2. EXIF data (an acronym for EXchangeable Image File format) are metainformation, i.e., tags, embedded in rich media files like images and sound file formats.  They carry information about myriad things, but you don’t see EXIF data in the image or hear it in the sounds.  EXIF data resides in the file alongside the image or sound data.  For example, digital photographs can carry dozens of embedded fields of EXIF data detailing information about the date and time the photo was taken, the camera, settings, exposure, lighting, even precise geolocation data.  Photos taken with cell phones having GPS capabilities contain detailed information about where the photo was taken to a precision of about ten meters.  We did a Workbook exercise extracting this data (exercise 13, p. 252).

3. Both application and system metadata are data describing other data (in the way that, e.g., the name assigned a file describes the file but is typically not stored inside the file).  System metadata is information about files that is stored and tracked by the file system of the computer or device.  System metadata is kept in tables (in Windows, in the Master File Table or MFT), separate from the files in much the same way as information about library books was once stored in paper card catalogues.  It’s data about files stored apart from the files themselves, so it’s context, not content.  By contrast, application metadata is data about the file stored inside the file (by the applicationi.e., the software program that creates and uses the file).  Copy a file and its application metadata moves with it.  Hash a file and you hash its application metadata (NOT its system metadata).  Application metadata is integral to the file and is content, not context.

So, which would EXIF data be?  It’s application metadata, because it’s embedded within the files themselves and moves with the files when copied.  I talk about the difference at pp. 210-211 of the Workbook and in many other places in your reading.

One way to know if metadata is application metadata is to e-mail the file to a different computer and see if the metadata goes along.  The one exception we studied in our exercises is the file’s name.  File names are system metadata, but they are the one item of system metadata that tend to be routinely handed off with the file, although not embedded within the file.

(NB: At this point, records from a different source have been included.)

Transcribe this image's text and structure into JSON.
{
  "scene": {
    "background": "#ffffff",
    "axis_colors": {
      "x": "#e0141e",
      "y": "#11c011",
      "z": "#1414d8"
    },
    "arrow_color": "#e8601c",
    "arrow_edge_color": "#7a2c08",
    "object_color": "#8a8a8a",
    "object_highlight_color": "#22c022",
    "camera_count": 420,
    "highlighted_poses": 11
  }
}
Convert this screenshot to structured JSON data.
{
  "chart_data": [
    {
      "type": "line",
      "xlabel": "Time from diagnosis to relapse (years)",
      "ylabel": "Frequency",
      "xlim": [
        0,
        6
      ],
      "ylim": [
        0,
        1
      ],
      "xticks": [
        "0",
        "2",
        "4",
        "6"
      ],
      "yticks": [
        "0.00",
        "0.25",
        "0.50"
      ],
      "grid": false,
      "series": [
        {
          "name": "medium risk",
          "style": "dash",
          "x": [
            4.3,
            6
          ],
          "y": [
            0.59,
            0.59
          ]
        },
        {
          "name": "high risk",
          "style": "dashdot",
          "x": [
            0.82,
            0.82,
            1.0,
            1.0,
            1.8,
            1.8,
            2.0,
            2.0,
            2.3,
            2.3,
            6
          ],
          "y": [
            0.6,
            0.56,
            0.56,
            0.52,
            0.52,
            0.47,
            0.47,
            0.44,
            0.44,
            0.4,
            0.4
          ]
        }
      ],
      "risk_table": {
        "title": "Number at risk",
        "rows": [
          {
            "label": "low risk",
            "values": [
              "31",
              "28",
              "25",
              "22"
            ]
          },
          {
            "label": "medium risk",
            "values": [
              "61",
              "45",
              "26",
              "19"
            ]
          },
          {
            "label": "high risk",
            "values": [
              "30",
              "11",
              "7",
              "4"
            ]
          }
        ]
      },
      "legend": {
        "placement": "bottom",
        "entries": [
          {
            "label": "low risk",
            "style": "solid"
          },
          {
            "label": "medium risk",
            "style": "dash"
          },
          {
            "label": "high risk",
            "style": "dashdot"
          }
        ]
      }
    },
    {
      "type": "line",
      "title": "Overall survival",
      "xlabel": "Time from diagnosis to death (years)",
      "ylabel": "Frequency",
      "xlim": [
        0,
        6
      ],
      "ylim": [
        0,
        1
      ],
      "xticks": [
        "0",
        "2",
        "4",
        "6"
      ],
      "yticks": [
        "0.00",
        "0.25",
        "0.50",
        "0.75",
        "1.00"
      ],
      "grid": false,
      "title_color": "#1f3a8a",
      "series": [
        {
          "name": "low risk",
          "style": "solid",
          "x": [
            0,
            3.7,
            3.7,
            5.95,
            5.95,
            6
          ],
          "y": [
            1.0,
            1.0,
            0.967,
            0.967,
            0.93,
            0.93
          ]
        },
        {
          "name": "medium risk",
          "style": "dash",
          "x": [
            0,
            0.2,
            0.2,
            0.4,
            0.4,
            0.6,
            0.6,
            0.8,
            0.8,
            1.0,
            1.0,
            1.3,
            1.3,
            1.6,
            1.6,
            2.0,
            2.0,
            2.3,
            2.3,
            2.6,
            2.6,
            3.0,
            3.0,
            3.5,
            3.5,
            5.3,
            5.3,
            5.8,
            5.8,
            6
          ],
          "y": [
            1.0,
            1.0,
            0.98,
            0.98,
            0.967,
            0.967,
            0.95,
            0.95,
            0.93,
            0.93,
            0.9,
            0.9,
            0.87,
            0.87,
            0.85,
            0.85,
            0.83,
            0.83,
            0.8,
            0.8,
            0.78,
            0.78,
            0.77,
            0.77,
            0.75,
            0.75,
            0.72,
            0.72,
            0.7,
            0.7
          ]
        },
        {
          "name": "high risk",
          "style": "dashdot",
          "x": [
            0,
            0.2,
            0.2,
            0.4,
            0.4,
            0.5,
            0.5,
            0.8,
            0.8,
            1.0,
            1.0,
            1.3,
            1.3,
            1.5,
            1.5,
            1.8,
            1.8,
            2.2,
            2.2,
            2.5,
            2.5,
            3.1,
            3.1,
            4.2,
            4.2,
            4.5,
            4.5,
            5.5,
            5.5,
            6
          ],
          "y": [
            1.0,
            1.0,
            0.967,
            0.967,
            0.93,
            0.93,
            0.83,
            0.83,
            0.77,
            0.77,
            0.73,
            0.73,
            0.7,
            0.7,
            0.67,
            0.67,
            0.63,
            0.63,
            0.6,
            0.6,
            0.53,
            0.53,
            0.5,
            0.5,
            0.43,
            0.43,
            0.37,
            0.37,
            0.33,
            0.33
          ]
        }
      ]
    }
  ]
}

Application metadata examples: date printed and time edited metadata in MS Office documents.  These move with the file because they’re inside the file.

System metadata examples: file name (you can change a file’s name without changing the file’s hash value–we did an exercise on this); hence, the name isn’t inside the file.  Modified, accessed and created dates (MAC dates) are all system metadata values (with one rare exception applicable to MS Word files).  You can prove this by mailing a file as an attachment to another computer.  In Windows, the MAC dates will all change on the destination machine.